In August of 1887 “The Goophered Grapevine,” a short story by Charles Waddell Chesnutt appeared in the Atlantic Monthly. It was the first story by an African American ever printed in that respected magazine and marked the emergence of Chesnutt on the American literary scene. Chesnutt’s father, Andrew Jackson Chesnutt, had been born a mixed-race, free person of color in Fayetteville, North Carolina, but had moved his family to Cleveland, Ohio, where Charles Chesnutt was born.

After the Civil War, the elder Chesnutt returned to Fayetteville with his family to open a grocery store. Charles Chesnutt spent seventeen years of his life in North Carolina gaining what formal instruction he could and beginning an ambitious program of self-education. He married Susan Perry of Fayetteville and began a family. After several years as a teacher and school principal, Chesnutt left the state with his wife and children and ultimately returned to Cleveland where he established a successful career as a stenographer and attorney. Chesnutt was determined to provide for his family through his stenographic business, but he was also drawn to literature and writing.

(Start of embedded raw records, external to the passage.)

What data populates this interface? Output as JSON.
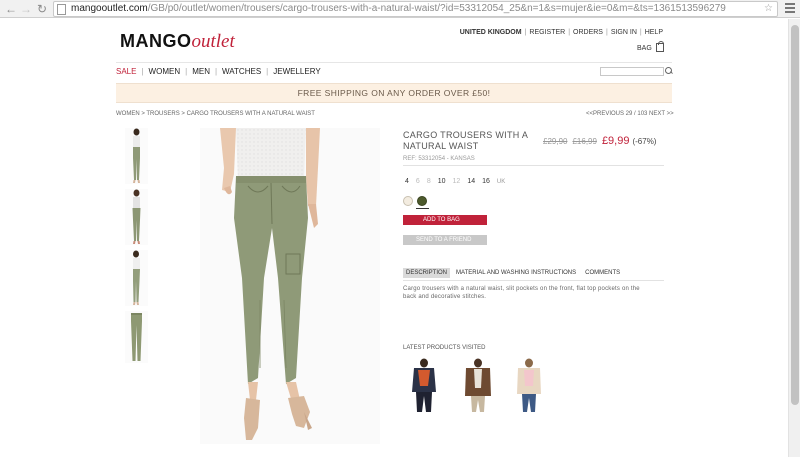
{
  "browser": {
    "url_host": "mangooutlet.com",
    "url_path": "/GB/p0/outlet/women/trousers/cargo-trousers-with-a-natural-waist/?id=53312054_25&n=1&s=mujer&ie=0&m=&ts=1361513596279"
  },
  "header": {
    "logo_brand": "MANGO",
    "logo_sub": "outlet",
    "country": "UNITED KINGDOM",
    "links": [
      "REGISTER",
      "ORDERS",
      "SIGN IN",
      "HELP"
    ],
    "bag_label": "BAG"
  },
  "nav": {
    "items": [
      "SALE",
      "WOMEN",
      "MEN",
      "WATCHES",
      "JEWELLERY"
    ]
  },
  "banner": {
    "text": "FREE SHIPPING ON ANY ORDER OVER £50!"
  },
  "breadcrumb": {
    "text": "WOMEN > TROUSERS > CARGO TROUSERS WITH A NATURAL WAIST"
  },
  "pager": {
    "text": "<<PREVIOUS 29 / 103  NEXT >>"
  },
  "product": {
    "title": "CARGO TROUSERS WITH A NATURAL WAIST",
    "ref": "REF: 53312054 - KANSAS",
    "price_old_1": "£29,90",
    "price_old_2": "£16,99",
    "price_new": "£9,99",
    "discount": "(-67%)",
    "sizes": [
      {
        "label": "4",
        "available": true
      },
      {
        "label": "6",
        "available": false
      },
      {
        "label": "8",
        "available": false
      },
      {
        "label": "10",
        "available": true
      },
      {
        "label": "12",
        "available": false
      },
      {
        "label": "14",
        "available": true
      },
      {
        "label": "16",
        "available": true
      }
    ],
    "size_unit": "UK",
    "colors": [
      "#f3ece0",
      "#4d5a2c"
    ],
    "add_to_bag": "ADD TO BAG",
    "send_to_friend": "SEND TO A FRIEND",
    "tabs": [
      "DESCRIPTION",
      "MATERIAL AND WASHING INSTRUCTIONS",
      "COMMENTS"
    ],
    "description": "Cargo trousers with a natural waist, slit pockets on the front, flat top pockets on the back and decorative stitches."
  },
  "latest": {
    "title": "LATEST PRODUCTS VISITED"
  },
  "colors": {
    "accent": "#c0223a",
    "banner_bg": "#fcf0e2",
    "trouser_khaki": "#8f9a78"
  }
}
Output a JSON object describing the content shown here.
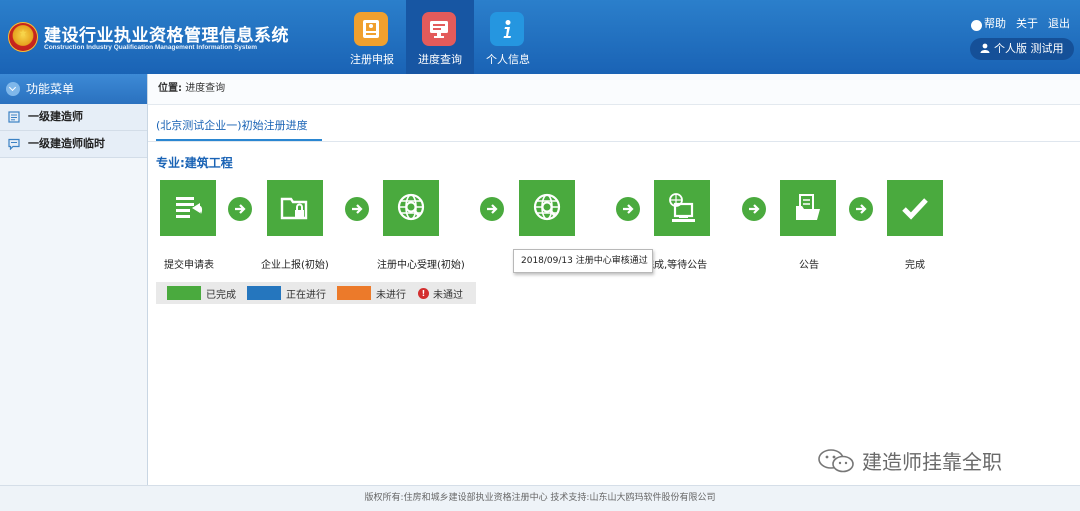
{
  "header": {
    "title": "建设行业执业资格管理信息系统",
    "subtitle": "Construction Industry Qualification Management Information System",
    "nav": [
      {
        "label": "注册申报",
        "icon": "id-card-icon",
        "color": "#f0a02e"
      },
      {
        "label": "进度查询",
        "icon": "monitor-icon",
        "color": "#e35b5b"
      },
      {
        "label": "个人信息",
        "icon": "info-icon",
        "color": "#2596e0"
      }
    ],
    "links": {
      "help": "帮助",
      "about": "关于",
      "logout": "退出"
    },
    "user": "个人版  测试用"
  },
  "sidebar": {
    "title": "功能菜单",
    "items": [
      {
        "label": "一级建造师",
        "icon": "document-icon"
      },
      {
        "label": "一级建造师临时",
        "icon": "chat-icon"
      }
    ]
  },
  "main": {
    "breadcrumb_label": "位置:",
    "breadcrumb_value": "进度查询",
    "tab": "(北京测试企业一)初始注册进度",
    "specialty": "专业:建筑工程",
    "steps": [
      {
        "label": "提交申请表",
        "icon": "submit-doc-icon",
        "status": "done"
      },
      {
        "label": "企业上报(初始)",
        "icon": "locked-folder-icon",
        "status": "done"
      },
      {
        "label": "注册中心受理(初始)",
        "icon": "globe-search-icon",
        "status": "done"
      },
      {
        "label": "",
        "icon": "globe-search-icon",
        "status": "done"
      },
      {
        "label": "审查完成,等待公告",
        "icon": "computer-globe-icon",
        "status": "done"
      },
      {
        "label": "公告",
        "icon": "documents-folder-icon",
        "status": "done"
      },
      {
        "label": "完成",
        "icon": "checkmark-icon",
        "status": "done"
      }
    ],
    "tooltip": "2018/09/13 注册中心审核通过",
    "legend": [
      {
        "label": "已完成",
        "color": "#4aaa3e"
      },
      {
        "label": "正在进行",
        "color": "#2576be"
      },
      {
        "label": "未进行",
        "color": "#ec7a2a"
      },
      {
        "label": "未通过",
        "color": "#d32f2f"
      }
    ]
  },
  "watermark": "建造师挂靠全职",
  "footer": "版权所有:住房和城乡建设部执业资格注册中心   技术支持:山东山大鸥玛软件股份有限公司"
}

While in North Carolina he had collected ideas for characters and tales from the African American community around him and in the 1880s began submitting stories to the popular press. Although his first efforts were derivative of popular fiction of the day, Chesnutt returned to his roots for “The Goophered Grapevine.” In the short story, set in eastern North Carolina, a northern, white visitor describes a conversation with Uncle Julius McAdoo, an old freedman, who tells a strange tale of a cursed grapevine in his African American dialect.

“The Goophered Grapevine” resembles the plantation fiction of such popular authors as Thomas Nelson Page, but while Page wrote sentimentally of the love of ex-slaves for their white masters and the good life of the old plantation, Chesnutt wrote of African Americans who viewed the antebellum world in which they had lived with less affection and more honesty. Uncle Julius is a shrewd man with a hidden agenda. His former master was both gullible and comically dishonest, and surrounding the world of slave and master is “conjure,” a mixture of superstition and magic. “The Goophered Grapevine” is Chesnutt’s most anthologized work and appears as one of several similar stories in his first book, The Conjure Woman.

Chesnutt continued to write short stories but devoted himself particularly to novels in which he dealt more seriously with the interaction of race and southern society. Although his work was critically well received, he never achieved financial independence as an author, and in the latter part of his life Chesnutt devoted himself to writing speeches and essays on racism in the United States. His literary reputation declined in his lifetime, but modern critics place Charles Chesnutt in the first rank of African American and southern writers.


Sources:

William L. Andrews. The Literary Career of Charles W. Chesnutt. Baton Rouge, La.: Louisiana State University Press, 1980.

Charles W. Chesnutt. The Conjure Woman. Boston: Houghton, Mifflin and Company, 1900. Available online from Documenting the American South.

Jesse S. Crisler; Robert C. Leitz, III; and Joseph R. McElrath, Jr., An Exemplary Citizen: Letters of Charles W. Chesnutt, 1906-1932. Palo Alto, Calif.: Stanford University Press, 2002.

Julian Mason. “Chesnutt, Charles Waddell.” In American National Biography, vol. 4. New York: Oxford University Press, 1999.